Cloud layer: forge-cloud

OpenAI-compatible reasoning-aware inference proxy. Points your existing OpenAI client at forge-cloud instead of directly at vLLM/Ollama, and it auto-routes thinking mode, manages context budget, tunes MTP, and blocks known-broken configs.

How it works

  1. You send a standard OpenAI chat completion request to forge-cloud
  2. forge-cloud inspects the request: query complexity, model target, backend
  3. The session layer (qwen-think) decides: thinking mode on/off, sampling params, context budget
  4. The optimize layer (qwen3.6-mtp) checks: is MTP appropriate?

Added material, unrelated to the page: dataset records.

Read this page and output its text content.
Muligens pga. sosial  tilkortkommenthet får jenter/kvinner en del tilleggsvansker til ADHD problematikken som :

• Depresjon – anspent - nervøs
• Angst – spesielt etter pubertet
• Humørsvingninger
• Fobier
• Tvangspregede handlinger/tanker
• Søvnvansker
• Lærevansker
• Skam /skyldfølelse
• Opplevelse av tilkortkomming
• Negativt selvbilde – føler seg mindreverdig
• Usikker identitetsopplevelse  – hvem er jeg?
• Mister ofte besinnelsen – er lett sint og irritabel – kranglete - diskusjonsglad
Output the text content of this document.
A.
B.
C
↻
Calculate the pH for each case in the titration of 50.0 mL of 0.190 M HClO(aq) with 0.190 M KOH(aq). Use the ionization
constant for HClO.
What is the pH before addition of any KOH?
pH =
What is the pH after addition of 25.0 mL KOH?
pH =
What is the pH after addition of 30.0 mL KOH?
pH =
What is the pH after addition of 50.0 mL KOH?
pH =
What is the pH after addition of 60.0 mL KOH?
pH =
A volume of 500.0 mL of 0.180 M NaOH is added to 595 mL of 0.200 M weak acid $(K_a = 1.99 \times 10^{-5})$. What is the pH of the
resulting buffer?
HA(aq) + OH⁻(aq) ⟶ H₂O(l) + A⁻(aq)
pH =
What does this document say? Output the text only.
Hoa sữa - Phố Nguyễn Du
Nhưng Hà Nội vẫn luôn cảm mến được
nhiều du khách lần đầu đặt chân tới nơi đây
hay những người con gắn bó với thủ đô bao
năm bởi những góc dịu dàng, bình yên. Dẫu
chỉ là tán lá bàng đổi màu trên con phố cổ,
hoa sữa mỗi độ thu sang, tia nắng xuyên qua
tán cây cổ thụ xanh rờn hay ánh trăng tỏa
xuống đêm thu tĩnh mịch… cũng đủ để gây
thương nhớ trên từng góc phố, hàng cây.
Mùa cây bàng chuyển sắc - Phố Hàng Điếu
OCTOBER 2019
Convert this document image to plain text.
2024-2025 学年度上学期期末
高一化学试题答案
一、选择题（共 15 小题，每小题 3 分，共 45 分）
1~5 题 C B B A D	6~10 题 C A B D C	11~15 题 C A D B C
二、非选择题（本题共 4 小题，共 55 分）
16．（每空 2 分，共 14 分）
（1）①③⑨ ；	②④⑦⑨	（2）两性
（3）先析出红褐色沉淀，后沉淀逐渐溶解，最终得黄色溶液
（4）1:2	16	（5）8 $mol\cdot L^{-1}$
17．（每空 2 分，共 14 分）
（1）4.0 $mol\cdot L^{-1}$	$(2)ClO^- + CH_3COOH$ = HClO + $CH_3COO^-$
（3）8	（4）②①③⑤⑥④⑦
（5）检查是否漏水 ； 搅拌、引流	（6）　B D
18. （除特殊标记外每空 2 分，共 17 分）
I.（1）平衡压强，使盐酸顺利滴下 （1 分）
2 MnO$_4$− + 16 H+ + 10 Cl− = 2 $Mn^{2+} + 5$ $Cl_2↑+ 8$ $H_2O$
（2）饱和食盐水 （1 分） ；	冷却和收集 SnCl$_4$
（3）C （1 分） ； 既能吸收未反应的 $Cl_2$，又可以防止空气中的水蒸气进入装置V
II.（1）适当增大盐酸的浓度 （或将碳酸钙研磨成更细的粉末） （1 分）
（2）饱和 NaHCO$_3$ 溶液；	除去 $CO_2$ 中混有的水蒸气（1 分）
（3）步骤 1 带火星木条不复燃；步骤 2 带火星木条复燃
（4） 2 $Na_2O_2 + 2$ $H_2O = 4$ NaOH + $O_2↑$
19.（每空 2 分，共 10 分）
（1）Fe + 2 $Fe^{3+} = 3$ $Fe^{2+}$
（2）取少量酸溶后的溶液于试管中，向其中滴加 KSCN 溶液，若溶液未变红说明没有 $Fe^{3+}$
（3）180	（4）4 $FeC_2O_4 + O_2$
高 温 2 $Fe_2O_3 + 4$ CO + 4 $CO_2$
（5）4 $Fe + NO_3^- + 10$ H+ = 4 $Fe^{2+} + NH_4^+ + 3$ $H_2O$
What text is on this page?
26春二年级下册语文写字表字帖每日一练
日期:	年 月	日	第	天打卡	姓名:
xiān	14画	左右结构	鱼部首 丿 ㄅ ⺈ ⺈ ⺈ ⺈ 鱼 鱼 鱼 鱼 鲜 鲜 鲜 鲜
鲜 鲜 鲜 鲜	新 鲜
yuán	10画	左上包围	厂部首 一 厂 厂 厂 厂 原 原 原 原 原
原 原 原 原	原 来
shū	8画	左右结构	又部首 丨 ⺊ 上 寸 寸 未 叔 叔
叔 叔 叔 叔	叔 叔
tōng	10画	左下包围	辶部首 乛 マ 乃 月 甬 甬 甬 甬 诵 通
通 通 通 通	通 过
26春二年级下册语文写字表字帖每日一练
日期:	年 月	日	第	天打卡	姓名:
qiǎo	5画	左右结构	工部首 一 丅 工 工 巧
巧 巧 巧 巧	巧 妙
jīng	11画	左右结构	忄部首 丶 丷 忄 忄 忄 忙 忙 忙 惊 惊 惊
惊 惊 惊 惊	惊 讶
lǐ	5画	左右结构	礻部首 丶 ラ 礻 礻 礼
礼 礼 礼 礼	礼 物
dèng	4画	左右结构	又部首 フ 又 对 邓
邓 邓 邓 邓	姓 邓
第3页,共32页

Any blocked combos?
  5. Request is forwarded to your backend (vLLM, SGLang, Ollama, DashScope)
  6. Response comes back instrumented (thinking tokens vs response tokens, budget consumption)

Install

pip install forge-cloud

Usage

export FORGE_ADMIN_KEY=my-secret
export FORGE_BACKEND_URL=http://localhost:8000
forge-cloud  # runs on port 8741

Then point your OpenAI client at it:

from openai import OpenAI

client = OpenAI(base_url="http://localhost:8741/v1", api_key="your-key")
response = client.chat.completions.create(
    model="Qwen/Qwen3.6-27B",
    messages=[{"role": "user", "content": "Explain merge sort"}],
)

forge-cloud handles thinking mode routing, parameter swaps, and backend normalization transparently.

What it includes

  • Complexity-based routing (think vs. no-think)
  • API key management and rate limiting
  • SQLite-backed usage tracking
  • CI/CD workflows

Status

forge-cloud is built and tested locally. It is not yet deployed as a hosted service. The proxy code is open-source. A hosted version at a public endpoint is planned if there is sufficient demand from the community. See roadmap.